Obecna pogoda sprzyja powstawaniu wyładowań elektrostatycznych. Wyładowanie elektrostatyczne, jest potocznie nazywane piorunem lub błyskawicą. Piorun szukając najkrótszej drogi do ziemi, zazwyczaj uderza w najwyżej położony punkt. Bardzo często jest to drzewo. Wielu z nas zastanawiało się zapewne, co dzieje się w takim przypadku z drzewem. Gdy piorun uderza w drzewo, natychmiast zaczyna przepływać przez wilgotne tkanki rośliny, takie jak łyko.
Drzewa zawierają wodę, woda jest przewodnikiem elektryczności. Energia pioruna rozprowadzana jest promieniście wokół pnia i korzeni. Ślad po uderzeniu przyjmuje zazwyczaj kształt spirali okalającej pień drzewa z przemieszczeniem w dół do ziemi. Ten przepływ energii powoduje natychmiastowe efekty, takie jak eksplozję kory, która zostaje odstrzelona od drzewa pod wpływem nagłego wzrostu ciśnienia i temperatury wewnątrz drzewa.
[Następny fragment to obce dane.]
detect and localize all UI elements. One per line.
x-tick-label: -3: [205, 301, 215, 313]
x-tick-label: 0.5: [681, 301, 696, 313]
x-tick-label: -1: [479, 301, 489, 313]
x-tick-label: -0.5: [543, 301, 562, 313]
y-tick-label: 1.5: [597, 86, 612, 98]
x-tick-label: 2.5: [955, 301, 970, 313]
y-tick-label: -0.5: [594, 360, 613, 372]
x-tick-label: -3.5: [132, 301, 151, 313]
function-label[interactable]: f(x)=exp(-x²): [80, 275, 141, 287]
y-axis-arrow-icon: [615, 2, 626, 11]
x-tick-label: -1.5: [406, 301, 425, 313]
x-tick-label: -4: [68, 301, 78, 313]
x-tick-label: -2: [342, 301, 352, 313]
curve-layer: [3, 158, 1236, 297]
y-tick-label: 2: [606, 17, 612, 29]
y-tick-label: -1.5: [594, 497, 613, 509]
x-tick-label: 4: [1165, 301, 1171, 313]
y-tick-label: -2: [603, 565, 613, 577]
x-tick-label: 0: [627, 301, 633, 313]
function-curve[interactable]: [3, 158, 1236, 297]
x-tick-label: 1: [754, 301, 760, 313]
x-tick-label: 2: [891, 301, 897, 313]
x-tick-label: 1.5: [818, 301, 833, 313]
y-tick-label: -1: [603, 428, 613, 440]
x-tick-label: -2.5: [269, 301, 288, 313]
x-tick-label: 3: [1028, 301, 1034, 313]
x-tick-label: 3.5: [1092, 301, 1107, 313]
Temperatura pioruna może przekroczyć 30 000°C, co jest wystarczająco wysokie, by spowodować błyskawiczne parowanie wody wewnątrz drzewa. To parowanie tworzy parę pod wysokim ciśnieniem, co prowadzi do pęknięć i rozerwania drzewa od środka. Dawniej panował przesąd, że w czasie burzy należy unikać dębów, świerków i wierzb, a rozglądać się za bukami. Nie należy przestrzegać tej zasady. Piorun nie ma świadomości botanicznej i nie zastanawia się w jakie drzewo uderza. Jest to naturalny proces, choć może wydawać się destrukcyjny, jest przykładem jak zjawiska natury mogą mieć swoje miejsce w równowadze ekologicznej naszej planety.